My real journey with the Challenge, the Trail itself and the Conservancy more broadly began in earnest on a fallen log in a clearing along Crouse Run. That’s where I first cried uncle and laid down, broken, with all but one other companion having dropped out. And that’s where I started saying things that I thought people only said in movies, in places far more extreme than a valley behind what is now a pizza parlor. Things like “just tell them where you left me…” and “I’m just going to lay here a bit longer…” and other—less appropriate—observations about the event. The next few hours as I dragged myself to the finish were…difficult. And the next few days did not see much improvement.
But once the fatigue and nausea subsided, lessons became clear. Lessons about the humility that is required to endure a long day on your feet, the food and water required to fuel such days, and the training—the significant training—that is required to prepare your body and mind for the Challenge. For several years after my first Challenge, I continued to be drawn to the event and the suffering it brought with it.

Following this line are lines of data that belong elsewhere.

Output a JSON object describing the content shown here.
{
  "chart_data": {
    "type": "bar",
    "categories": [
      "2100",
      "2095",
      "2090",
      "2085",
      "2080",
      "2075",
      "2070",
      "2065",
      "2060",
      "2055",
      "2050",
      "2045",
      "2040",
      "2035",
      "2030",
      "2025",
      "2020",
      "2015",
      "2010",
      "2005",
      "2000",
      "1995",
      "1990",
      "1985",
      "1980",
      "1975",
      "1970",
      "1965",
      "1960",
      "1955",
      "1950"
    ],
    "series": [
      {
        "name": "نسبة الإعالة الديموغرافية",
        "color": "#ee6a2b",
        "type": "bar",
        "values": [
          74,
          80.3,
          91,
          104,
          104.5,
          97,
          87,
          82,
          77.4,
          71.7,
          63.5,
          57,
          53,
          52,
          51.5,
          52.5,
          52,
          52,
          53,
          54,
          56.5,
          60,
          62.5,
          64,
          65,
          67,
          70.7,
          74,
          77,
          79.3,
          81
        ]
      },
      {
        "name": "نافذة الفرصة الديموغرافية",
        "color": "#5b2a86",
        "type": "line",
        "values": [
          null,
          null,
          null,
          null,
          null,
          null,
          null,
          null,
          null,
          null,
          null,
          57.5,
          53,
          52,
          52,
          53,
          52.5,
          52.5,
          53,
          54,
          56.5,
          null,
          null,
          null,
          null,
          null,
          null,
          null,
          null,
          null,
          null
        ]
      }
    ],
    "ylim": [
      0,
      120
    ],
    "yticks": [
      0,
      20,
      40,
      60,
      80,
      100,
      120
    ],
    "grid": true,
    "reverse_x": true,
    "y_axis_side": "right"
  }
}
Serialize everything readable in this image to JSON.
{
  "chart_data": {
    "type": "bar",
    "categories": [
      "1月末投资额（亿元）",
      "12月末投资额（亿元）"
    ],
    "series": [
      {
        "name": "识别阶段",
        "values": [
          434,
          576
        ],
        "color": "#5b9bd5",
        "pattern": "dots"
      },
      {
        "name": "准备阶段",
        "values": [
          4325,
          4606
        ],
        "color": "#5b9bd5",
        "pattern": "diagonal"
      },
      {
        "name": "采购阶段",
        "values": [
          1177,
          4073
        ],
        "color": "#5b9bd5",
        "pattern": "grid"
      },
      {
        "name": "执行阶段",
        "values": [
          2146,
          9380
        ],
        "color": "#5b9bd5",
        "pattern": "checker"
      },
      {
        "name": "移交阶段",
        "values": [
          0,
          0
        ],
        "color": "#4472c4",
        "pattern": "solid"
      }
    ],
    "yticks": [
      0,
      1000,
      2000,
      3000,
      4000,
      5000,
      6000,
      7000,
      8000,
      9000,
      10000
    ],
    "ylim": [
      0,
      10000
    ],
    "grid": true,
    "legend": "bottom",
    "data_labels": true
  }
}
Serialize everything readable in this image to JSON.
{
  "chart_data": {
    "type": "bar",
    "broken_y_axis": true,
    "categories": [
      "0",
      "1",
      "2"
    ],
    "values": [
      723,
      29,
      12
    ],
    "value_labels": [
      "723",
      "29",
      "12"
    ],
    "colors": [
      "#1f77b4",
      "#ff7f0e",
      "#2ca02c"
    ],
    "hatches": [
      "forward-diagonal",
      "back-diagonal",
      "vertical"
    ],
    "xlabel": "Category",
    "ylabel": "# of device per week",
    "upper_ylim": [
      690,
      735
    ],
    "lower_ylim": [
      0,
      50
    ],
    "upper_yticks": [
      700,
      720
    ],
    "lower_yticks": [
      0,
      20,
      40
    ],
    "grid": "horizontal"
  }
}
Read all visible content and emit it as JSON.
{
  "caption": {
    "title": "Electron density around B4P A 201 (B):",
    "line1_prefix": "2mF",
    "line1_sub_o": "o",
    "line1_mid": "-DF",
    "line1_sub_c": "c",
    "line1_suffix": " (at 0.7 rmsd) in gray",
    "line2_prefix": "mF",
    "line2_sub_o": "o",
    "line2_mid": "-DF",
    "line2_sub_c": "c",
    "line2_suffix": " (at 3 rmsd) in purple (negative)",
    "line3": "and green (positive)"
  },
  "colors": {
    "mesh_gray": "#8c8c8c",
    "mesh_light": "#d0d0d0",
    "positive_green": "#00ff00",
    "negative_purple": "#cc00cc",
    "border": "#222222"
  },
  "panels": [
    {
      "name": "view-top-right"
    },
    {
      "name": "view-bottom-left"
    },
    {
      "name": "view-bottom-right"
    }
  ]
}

I experimented with different distances, trained harder, and even ran the Trail here and there. During those years, my relationship with the Rachel Carson Trail was mostly a solitary pursuit—competing with myself and trying to better my own results.
Then, having tried most of the options available (both directions, whole and half Challenges alike), I felt drawn to something else—not just the Challenge, but the Rachel Carson Trail itself. A trail that seemed to be hidden in plain sight. I became fascinated with how it exists in places where many people go about their daily lives—yet they know nothing about what those yellow rectangles mean. I was inspired by the regular folks who show up—year after year—to spend one of the longest days of the year making and handing out peanut butter and jelly sandwiches to sweaty, exhausted strangers. Or the people who spend the other three seasons cutting trees and building steps in the middle of the woods, sometimes miles from any road. To put it bluntly, I began to love the trail and the people who loved it back—because I was one of them.
And that love is what drew me to serve. To join the volunteers, managers, and the board members who make this whole thing work and who keep the culture of this trail alive.
As so many journeys do, my own journey with the Rachel Carson Trail eventually led me back to that clearing this past summer as a Board member on a forest bathing hike (which I strongly encourage people to try). We were instructed to pick a spot to reflect and pay attention. I chose a spot staring straight at my log, which, believe it or not, is still there. Of course, it is a bit more decomposed than it was that summer afternoon in 2008 (I know the feeling). But like that log, I’m still around. Although my role has changed, I’m still hiking, still trying to spend as much time as possible in these beautiful Western Pennsylvania hills, and—perhaps most important—I’m still trying to learn lessons from the land and this Trail we all love so much.